MADRID (Reuters) – Spain’s socialist government has claimed ownership of Francisco Franco’s summer palace in Galicia in its latest clash with the former dictator’s descendents, who have challenged a plan to exhume his remains from a state mausoleum outside Madrid.

The decision to move Franco from his tomb in the “Valley of the Fallen”, which is carved into a mountainside to the north of the capital and seen by many Spaniards as a monument to fascism, was suspended by Spain’s Supreme Court in June pending appeals by his family.

Public opinion is still divided over the 1936 to 1939 Spanish Civil War, which tore apart families and communities, and the legacy of the ensuing far right-wing dictatorship that ended with Franco’s death in 1975.

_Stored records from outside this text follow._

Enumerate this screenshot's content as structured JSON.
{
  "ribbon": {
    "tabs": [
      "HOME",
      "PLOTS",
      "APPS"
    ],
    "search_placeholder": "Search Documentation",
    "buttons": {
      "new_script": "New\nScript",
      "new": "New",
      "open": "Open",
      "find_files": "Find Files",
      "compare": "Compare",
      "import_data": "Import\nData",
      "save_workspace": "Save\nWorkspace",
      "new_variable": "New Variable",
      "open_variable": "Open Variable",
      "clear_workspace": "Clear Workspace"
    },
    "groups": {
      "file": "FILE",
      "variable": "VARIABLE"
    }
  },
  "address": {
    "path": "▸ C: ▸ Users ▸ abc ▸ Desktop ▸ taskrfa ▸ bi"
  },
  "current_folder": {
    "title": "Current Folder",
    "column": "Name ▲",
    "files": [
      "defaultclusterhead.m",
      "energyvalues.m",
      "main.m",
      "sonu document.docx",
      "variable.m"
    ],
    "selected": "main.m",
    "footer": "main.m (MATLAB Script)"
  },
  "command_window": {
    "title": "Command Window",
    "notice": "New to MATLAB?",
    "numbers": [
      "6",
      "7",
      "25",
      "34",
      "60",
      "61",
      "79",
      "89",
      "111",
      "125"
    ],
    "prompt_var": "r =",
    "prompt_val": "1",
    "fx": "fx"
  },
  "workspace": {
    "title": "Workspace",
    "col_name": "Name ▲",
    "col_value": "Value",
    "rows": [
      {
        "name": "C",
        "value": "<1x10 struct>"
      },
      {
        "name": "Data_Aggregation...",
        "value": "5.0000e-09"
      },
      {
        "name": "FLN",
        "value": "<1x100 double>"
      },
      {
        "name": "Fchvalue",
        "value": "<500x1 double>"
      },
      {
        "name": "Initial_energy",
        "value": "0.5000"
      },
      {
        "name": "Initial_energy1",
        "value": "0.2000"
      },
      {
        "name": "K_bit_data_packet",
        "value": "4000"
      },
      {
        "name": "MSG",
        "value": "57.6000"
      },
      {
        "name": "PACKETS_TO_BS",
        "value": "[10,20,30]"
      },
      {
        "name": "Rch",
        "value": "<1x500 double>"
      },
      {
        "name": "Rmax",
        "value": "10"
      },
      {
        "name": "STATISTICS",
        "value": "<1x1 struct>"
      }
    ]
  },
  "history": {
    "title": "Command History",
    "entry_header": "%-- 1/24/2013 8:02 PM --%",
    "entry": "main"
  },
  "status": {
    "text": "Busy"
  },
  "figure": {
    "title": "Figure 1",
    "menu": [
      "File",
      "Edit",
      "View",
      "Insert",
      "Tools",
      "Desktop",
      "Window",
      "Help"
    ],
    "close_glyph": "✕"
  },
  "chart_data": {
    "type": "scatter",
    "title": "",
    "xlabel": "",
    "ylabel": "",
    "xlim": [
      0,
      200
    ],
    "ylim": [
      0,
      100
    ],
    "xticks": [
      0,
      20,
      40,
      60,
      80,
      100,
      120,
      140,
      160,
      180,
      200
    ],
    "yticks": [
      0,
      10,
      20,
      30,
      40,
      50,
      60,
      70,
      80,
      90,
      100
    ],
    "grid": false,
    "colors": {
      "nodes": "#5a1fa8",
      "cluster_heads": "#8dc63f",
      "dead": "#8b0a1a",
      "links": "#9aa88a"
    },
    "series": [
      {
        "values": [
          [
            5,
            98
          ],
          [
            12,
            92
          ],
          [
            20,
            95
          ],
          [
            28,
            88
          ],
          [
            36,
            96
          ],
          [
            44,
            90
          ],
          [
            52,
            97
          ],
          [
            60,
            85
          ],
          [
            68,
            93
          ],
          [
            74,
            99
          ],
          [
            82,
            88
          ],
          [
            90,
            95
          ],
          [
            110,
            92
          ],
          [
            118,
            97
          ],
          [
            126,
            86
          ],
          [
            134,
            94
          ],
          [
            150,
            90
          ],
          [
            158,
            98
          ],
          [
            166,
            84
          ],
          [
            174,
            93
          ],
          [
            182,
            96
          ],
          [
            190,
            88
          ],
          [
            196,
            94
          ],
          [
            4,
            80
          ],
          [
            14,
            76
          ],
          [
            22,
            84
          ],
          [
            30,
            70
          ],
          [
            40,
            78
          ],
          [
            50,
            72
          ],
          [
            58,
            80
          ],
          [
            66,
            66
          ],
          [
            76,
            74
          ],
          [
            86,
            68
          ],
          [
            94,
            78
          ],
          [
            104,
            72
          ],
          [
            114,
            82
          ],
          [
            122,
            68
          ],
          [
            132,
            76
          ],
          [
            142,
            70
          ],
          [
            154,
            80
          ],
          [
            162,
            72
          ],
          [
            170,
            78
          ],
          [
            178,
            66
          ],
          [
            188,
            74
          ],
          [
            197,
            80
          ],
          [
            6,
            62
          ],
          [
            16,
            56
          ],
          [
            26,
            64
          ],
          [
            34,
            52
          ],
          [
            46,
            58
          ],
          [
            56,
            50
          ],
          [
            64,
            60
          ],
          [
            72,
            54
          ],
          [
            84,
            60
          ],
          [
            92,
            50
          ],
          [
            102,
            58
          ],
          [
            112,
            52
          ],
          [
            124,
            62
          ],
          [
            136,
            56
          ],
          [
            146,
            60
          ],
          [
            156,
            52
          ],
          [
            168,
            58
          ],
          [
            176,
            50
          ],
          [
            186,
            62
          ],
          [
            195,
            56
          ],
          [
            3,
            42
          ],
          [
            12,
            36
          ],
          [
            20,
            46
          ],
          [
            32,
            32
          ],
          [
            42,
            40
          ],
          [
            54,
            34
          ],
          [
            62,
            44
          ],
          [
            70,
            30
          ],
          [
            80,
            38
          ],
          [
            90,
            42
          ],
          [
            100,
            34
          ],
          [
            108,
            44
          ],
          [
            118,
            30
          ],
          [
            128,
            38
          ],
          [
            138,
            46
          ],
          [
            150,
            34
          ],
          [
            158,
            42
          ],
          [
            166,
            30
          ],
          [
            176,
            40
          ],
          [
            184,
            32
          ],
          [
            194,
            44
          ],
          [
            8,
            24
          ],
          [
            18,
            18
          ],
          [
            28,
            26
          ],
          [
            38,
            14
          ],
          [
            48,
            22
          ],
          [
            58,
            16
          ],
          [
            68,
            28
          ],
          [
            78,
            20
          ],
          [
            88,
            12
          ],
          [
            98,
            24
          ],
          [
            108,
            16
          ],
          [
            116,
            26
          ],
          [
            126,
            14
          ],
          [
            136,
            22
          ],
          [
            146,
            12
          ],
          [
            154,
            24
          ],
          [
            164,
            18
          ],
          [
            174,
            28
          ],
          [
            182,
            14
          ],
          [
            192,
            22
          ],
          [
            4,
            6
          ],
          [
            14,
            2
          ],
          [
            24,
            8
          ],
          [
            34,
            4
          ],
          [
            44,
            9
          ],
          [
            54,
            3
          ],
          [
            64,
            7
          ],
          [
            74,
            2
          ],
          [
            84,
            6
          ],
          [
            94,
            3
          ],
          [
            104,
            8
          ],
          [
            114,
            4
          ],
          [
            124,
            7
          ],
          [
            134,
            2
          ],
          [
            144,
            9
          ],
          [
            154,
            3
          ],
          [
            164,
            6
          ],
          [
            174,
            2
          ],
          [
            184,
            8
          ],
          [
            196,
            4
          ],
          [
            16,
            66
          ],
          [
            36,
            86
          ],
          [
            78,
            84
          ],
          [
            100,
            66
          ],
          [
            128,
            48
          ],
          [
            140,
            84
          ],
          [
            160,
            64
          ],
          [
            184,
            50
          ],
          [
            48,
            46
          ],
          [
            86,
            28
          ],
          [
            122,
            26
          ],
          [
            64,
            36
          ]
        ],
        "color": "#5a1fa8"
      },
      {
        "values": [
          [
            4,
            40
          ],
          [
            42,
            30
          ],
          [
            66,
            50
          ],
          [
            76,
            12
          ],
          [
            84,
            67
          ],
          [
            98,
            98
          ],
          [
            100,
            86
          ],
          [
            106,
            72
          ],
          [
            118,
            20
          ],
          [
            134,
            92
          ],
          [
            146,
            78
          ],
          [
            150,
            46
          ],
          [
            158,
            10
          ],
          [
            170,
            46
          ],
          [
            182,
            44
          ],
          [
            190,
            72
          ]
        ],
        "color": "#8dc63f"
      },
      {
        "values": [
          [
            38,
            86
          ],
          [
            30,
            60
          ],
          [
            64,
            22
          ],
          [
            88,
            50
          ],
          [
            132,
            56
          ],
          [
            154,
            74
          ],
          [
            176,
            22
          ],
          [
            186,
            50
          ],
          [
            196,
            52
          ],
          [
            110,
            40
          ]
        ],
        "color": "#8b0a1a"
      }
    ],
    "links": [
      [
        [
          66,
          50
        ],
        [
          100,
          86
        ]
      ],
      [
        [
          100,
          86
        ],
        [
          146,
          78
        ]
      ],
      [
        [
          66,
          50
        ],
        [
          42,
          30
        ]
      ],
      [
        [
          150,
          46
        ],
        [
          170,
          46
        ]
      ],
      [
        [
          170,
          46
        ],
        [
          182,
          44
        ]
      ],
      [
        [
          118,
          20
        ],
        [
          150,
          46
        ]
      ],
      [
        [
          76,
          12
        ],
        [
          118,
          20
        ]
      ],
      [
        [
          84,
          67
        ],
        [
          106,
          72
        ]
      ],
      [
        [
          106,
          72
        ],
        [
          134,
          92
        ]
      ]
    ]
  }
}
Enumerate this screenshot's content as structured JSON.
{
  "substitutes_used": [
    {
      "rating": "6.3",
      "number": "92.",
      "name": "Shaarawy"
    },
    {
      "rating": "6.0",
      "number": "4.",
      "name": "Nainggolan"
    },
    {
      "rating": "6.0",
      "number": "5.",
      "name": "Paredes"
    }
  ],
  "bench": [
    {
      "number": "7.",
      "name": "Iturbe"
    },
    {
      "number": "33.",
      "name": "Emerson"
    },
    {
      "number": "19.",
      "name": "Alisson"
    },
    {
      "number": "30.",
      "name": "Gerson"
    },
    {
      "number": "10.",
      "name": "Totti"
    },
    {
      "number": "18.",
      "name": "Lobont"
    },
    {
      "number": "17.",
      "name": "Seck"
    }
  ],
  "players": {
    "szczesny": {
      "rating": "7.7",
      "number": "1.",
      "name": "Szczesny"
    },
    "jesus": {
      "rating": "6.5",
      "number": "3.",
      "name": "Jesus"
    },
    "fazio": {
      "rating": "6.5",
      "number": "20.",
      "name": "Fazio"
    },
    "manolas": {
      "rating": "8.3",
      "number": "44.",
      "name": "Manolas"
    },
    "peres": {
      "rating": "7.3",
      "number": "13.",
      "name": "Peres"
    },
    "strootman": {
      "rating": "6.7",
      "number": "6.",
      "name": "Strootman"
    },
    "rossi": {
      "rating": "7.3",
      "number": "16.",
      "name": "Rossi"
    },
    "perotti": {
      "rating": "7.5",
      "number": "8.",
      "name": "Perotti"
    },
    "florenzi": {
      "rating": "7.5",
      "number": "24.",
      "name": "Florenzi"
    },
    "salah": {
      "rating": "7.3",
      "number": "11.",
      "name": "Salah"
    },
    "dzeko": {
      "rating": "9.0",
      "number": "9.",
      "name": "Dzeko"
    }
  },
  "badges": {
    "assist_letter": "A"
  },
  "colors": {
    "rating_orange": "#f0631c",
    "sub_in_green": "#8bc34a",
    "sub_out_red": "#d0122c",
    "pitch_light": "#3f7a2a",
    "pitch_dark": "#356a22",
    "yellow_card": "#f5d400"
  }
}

More than half a million people died during the civil war and an estimated 150,000 were killed by Franco’s regime, while 450,000 were forced to leave Spain, historians estimate.

Spain’s Justice Ministry said in a statement on Thursday it had presented a claim to a local court in the north-west Spanish region of Galicia, arguing that the sale of the Pazo de Meiras palace to Franco was fraudulent.

“They (the government) already threatened us that there would be retaliation if we did not back down (over Valley of the Fallen) and this is part of the strategy of retaliation,” Francis Franco, one of Franco’s grandsons, told Reuters.

Acting Deputy Prime Minister Carmen Calvo said the government has a “solid argument, documents and legal position to defend public ownership” of the palace, which is advertised for sale online for more than 5 million euros ($5.6 million).

The Galician palace, which was built between 1893 and 1907, was owned by the descendants of writer Emilia Pardo Bazan and sold to a pro-Franco organization in 1938, during the civil war.

Spain’s Justice Ministry says the funds used to buy the palace were raised by forced donations from local people.

The ministry alleges that it was then sold to Franco in 1941, in what it says was a fraudulent bill of sale.